As if the queen would care if I died. I step out of the hall and plant my feet.

“Restrain her,” Atlas snaps, slamming the door behind him, dusting his palms.

“You don’t want to do that,” I say, not looking at Cross, not at Sin, who’s reaching for me, but staring right at Atlas, at a fellow creature of prey. One who stole back power. “I know what you’re looking for.”

His eye twitches. “You don’t.”

I force my voice steady, strong. A bold move. A check. “I do. I’ve read through the entirety of the royal library, and I know there’s only one creature who produces black flames.” I fold my arms, jutting my chin high. “And I’ll tell you everything so long as you agree to hide me from the prince.”

An exchange. My last, most damning secret.
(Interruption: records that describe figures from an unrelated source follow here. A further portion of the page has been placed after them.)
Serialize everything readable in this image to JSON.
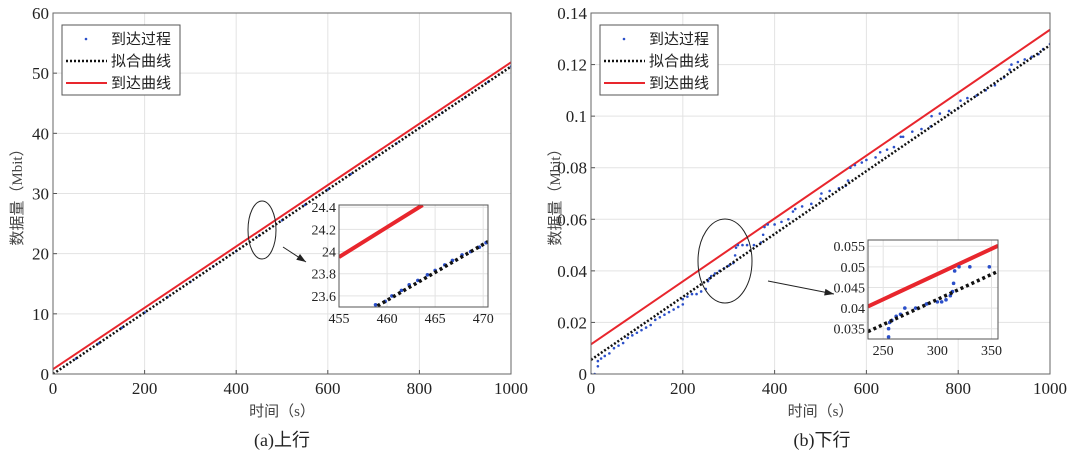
{
  "colors": {
    "arrival_points": "#2b4fc9",
    "fit_line": "#111111",
    "arrival_curve": "#e8262d",
    "grid": "#e3e3e3"
  },
  "chart_data": [
    {
      "type": "line",
      "caption": "(a)上行",
      "xlabel": "时间（s）",
      "ylabel": "数据量（Mbit）",
      "xlim": [
        0,
        1000
      ],
      "ylim": [
        0,
        60
      ],
      "xticks": [
        "0",
        "200",
        "400",
        "600",
        "800",
        "1000"
      ],
      "yticks": [
        "0",
        "10",
        "20",
        "30",
        "40",
        "50",
        "60"
      ],
      "grid": true,
      "legend": {
        "placement": "top-left",
        "entries": [
          "到达过程",
          "拟合曲线",
          "到达曲线"
        ]
      },
      "series": [
        {
          "name": "到达过程",
          "style": "points",
          "x": [
            0,
            50,
            100,
            150,
            200,
            250,
            300,
            350,
            400,
            450,
            500,
            550,
            600,
            650,
            700,
            750,
            800,
            850,
            900,
            950,
            1000
          ],
          "y": [
            0,
            2.56,
            5.11,
            7.67,
            10.22,
            12.78,
            15.33,
            17.89,
            20.44,
            23.0,
            25.55,
            28.11,
            30.66,
            33.22,
            35.77,
            38.33,
            40.88,
            43.44,
            45.99,
            48.55,
            51.1
          ]
        },
        {
          "name": "拟合曲线",
          "style": "dotted",
          "x": [
            0,
            1000
          ],
          "y": [
            0,
            51.1
          ]
        },
        {
          "name": "到达曲线",
          "style": "solid",
          "x": [
            0,
            1000
          ],
          "y": [
            0.8,
            51.8
          ]
        }
      ],
      "inset": {
        "xlim": [
          455,
          470.5
        ],
        "ylim": [
          23.5,
          24.42
        ],
        "xticks": [
          "455",
          "460",
          "465",
          "470"
        ],
        "yticks": [
          "23.6",
          "23.8",
          "24",
          "24.2",
          "24.4"
        ],
        "points": {
          "x": [
            458.8,
            459.8,
            460.5,
            461.5,
            462.3,
            463.2,
            464.2,
            465.0,
            466.0,
            466.8,
            467.8,
            468.7,
            469.6,
            470.3
          ],
          "y": [
            23.52,
            23.55,
            23.6,
            23.65,
            23.7,
            23.74,
            23.79,
            23.83,
            23.88,
            23.92,
            23.97,
            24.0,
            24.04,
            24.08
          ]
        },
        "fit": {
          "x": [
            459,
            470.5
          ],
          "y": [
            23.51,
            24.09
          ]
        },
        "curve": {
          "x": [
            455,
            463.7
          ],
          "y": [
            23.95,
            24.42
          ]
        }
      },
      "annotation": {
        "zoom_center": [
          460,
          24
        ]
      }
    },
    {
      "type": "line",
      "caption": "(b)下行",
      "xlabel": "时间（s）",
      "ylabel": "数据量（Mbit）",
      "xlim": [
        0,
        1000
      ],
      "ylim": [
        0,
        0.14
      ],
      "xticks": [
        "0",
        "200",
        "400",
        "600",
        "800",
        "1000"
      ],
      "yticks": [
        "0",
        "0.02",
        "0.04",
        "0.06",
        "0.08",
        "0.1",
        "0.12",
        "0.14"
      ],
      "grid": true,
      "legend": {
        "placement": "top-left",
        "entries": [
          "到达过程",
          "拟合曲线",
          "到达曲线"
        ]
      },
      "series": [
        {
          "name": "到达过程",
          "style": "points",
          "x": [
            0,
            8,
            15,
            15,
            22,
            30,
            40,
            50,
            60,
            70,
            80,
            90,
            100,
            110,
            120,
            130,
            140,
            150,
            160,
            170,
            180,
            190,
            200,
            200,
            210,
            220,
            230,
            240,
            250,
            255,
            258,
            262,
            270,
            280,
            290,
            300,
            310,
            314,
            316,
            320,
            330,
            340,
            355,
            370,
            375,
            378,
            385,
            400,
            415,
            430,
            440,
            445,
            460,
            480,
            500,
            502,
            520,
            540,
            555,
            560,
            565,
            575,
            590,
            600,
            620,
            630,
            645,
            660,
            675,
            680,
            700,
            720,
            740,
            742,
            760,
            780,
            800,
            805,
            820,
            840,
            860,
            880,
            900,
            912,
            916,
            930,
            945,
            960,
            975,
            985,
            1000
          ],
          "y": [
            0,
            0,
            0.003,
            0.005,
            0.006,
            0.007,
            0.008,
            0.01,
            0.011,
            0.012,
            0.014,
            0.015,
            0.016,
            0.017,
            0.018,
            0.019,
            0.021,
            0.022,
            0.023,
            0.024,
            0.025,
            0.026,
            0.027,
            0.029,
            0.03,
            0.031,
            0.031,
            0.032,
            0.033,
            0.036,
            0.037,
            0.038,
            0.039,
            0.04,
            0.041,
            0.042,
            0.043,
            0.046,
            0.049,
            0.05,
            0.05,
            0.05,
            0.05,
            0.051,
            0.054,
            0.057,
            0.058,
            0.058,
            0.059,
            0.06,
            0.063,
            0.064,
            0.065,
            0.066,
            0.068,
            0.07,
            0.071,
            0.072,
            0.073,
            0.075,
            0.08,
            0.081,
            0.082,
            0.083,
            0.084,
            0.086,
            0.087,
            0.088,
            0.092,
            0.092,
            0.094,
            0.095,
            0.096,
            0.1,
            0.101,
            0.102,
            0.103,
            0.106,
            0.107,
            0.108,
            0.11,
            0.112,
            0.115,
            0.118,
            0.12,
            0.121,
            0.122,
            0.123,
            0.124,
            0.126,
            0.128
          ]
        },
        {
          "name": "拟合曲线",
          "style": "dotted",
          "x": [
            0,
            1000
          ],
          "y": [
            0.0055,
            0.1275
          ]
        },
        {
          "name": "到达曲线",
          "style": "solid",
          "x": [
            0,
            1000
          ],
          "y": [
            0.0115,
            0.1335
          ]
        }
      ],
      "inset": {
        "xlim": [
          236,
          356
        ],
        "ylim": [
          0.0325,
          0.0565
        ],
        "xticks": [
          "250",
          "300",
          "350"
        ],
        "yticks": [
          "0.035",
          "0.04",
          "0.045",
          "0.05",
          "0.055"
        ],
        "points": {
          "x": [
            255,
            255,
            256,
            258,
            262,
            266,
            270,
            280,
            290,
            300,
            304,
            308,
            312,
            314,
            315,
            316,
            320,
            330,
            348
          ],
          "y": [
            0.033,
            0.035,
            0.0365,
            0.037,
            0.038,
            0.0385,
            0.04,
            0.04,
            0.041,
            0.0415,
            0.0415,
            0.042,
            0.043,
            0.044,
            0.046,
            0.049,
            0.05,
            0.05,
            0.05
          ]
        },
        "fit": {
          "x": [
            236,
            356
          ],
          "y": [
            0.0343,
            0.0489
          ]
        },
        "curve": {
          "x": [
            236,
            356
          ],
          "y": [
            0.0404,
            0.0551
          ]
        }
      },
      "annotation": {
        "zoom_center": [
          310,
          0.045
        ]
      }
    }
  ]
}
For Cross.

The air around me turns heavy, as if a storm is about to break. I can sense Cross’s muscles tensing in anticipation as he subtly shifts his weight, creating a barrier between me and Atlas, a spark of resolve in his glare.

Judging from the dart of the Blackguard leader’s eyes, the gesture does not go unnoticed. Atlas grabs Sin’s elbow, and demands quietly, “Get her to talk and—”

“He’ll never outrun them,” Cross states, not cocky, just assured. He doesn’t look at me, but a tendril of black slinks across his knuckles, and I know he’s thinking of me. “If we honor her terms, it has to be me. I’ll be her escort.”